MORISON Industries Plc emerged as the standout performer on the Nigerian Exchange (NGX) last week, recording the strongest single-counter gain as investors piled into the stock on the back of improving revenue trends and renewed appetite for domestically focused consumer names.

The company’s shares surged by 32.49 percent in the week ended December 12, closing at N4.69 from an opening price of N3.54, according to the NGX weekly market bulletin. The N1.15 jump marked the biggest percentage advance among all listed equities during the review period, reversing the stock’s subdued performance in November and early December.

Trading records show that the rally was driven by a handful of strong buying sessions rather than a slow build-up. After trading as low as the N3.22 level in late November and early December, the share price climbed steadily through the N3.50 and N3.90 range before surging to the N4.50 and N4.70 band towards the end of the week.

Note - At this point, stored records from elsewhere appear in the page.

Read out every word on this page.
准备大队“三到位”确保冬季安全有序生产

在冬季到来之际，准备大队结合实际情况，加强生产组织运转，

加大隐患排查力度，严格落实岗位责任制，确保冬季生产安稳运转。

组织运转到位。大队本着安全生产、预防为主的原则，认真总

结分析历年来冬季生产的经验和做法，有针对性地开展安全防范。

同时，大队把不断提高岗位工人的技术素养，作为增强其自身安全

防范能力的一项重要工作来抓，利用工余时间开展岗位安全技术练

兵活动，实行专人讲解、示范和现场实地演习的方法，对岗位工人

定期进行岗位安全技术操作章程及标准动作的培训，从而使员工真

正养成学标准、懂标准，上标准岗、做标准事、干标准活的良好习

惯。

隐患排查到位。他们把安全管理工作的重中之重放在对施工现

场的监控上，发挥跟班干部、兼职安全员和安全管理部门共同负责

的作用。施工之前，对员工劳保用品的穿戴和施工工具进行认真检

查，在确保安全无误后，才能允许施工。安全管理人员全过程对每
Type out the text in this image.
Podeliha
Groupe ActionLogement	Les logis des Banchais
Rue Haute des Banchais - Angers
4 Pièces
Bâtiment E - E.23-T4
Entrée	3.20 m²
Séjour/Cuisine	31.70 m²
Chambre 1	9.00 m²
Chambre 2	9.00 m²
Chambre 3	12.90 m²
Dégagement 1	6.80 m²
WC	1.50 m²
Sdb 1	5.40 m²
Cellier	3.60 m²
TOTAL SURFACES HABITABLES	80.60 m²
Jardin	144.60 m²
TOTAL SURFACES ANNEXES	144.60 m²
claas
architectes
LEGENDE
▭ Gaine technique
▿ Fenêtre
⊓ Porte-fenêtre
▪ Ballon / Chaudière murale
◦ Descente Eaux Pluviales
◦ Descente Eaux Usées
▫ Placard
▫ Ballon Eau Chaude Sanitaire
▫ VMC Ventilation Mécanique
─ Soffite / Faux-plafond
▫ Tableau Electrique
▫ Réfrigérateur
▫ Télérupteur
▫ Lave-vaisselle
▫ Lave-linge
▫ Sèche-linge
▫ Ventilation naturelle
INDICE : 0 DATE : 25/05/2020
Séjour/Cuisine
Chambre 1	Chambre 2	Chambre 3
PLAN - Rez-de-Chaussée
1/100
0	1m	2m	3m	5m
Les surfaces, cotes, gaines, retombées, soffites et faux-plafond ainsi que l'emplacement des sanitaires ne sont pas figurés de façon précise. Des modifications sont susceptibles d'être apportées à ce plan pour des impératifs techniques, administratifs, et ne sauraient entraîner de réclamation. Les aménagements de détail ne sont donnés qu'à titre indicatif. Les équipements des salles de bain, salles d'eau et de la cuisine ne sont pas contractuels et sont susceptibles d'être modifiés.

Market watchers noted that the pattern pointed to a mix of short-covering and fresh speculative demand, amplified by momentum traders responding to the initial uptick.

Although there was no specific corporate announcement highlighted in NGX data for the week, analysts say the sharp rebound reflects a company-specific re-rating. Investors appear to be repositioning in anticipation of a gradual turnaround, supported by Morison’s improving top-line performance and interim disclosures for 2025, alongside broader positive sentiment in the equities market.

The company’s most recent full-year financial statements underscore both the opportunity and the risk being priced into the stock. For the year ended December 31, 2024, Morison Industries reported revenue of N287.18 million, almost double the N145.23 million recorded in the preceding year, signalling a recovery in sales. However, the group remained in the red, posting a loss before tax of N76.96 million and a total comprehensive loss of N78.75 million, highlighting persistent cost and financing pressures.

Interim disclosures for 2025 point to modest balance-sheet expansion, with total assets rising and liabilities increasing in line with working-capital requirements as operations scale up. The board approved interim statements in October 2025, with management reiterating its focus on cost controls and restructuring measures aimed at restoring profitability. Full clarity on earnings, however, is expected only after the completion of the company’s audited full-year results.

Market analysts caution that the scale of last week’s rally could trigger near-term profit-taking and heightened volatility, especially with the stock now trading well above its recent support levels. In the medium term, sentiment is likely to remain closely tied to the company’s ability to convert revenue growth into sustainable cash flow and earnings.

For now, Morison Industries’ outsized weekly gain has placed it firmly in the spotlight, as investors weigh the prospects of a turnaround against the reality of lingering losses, making the stock one to watch as the year draws to a close.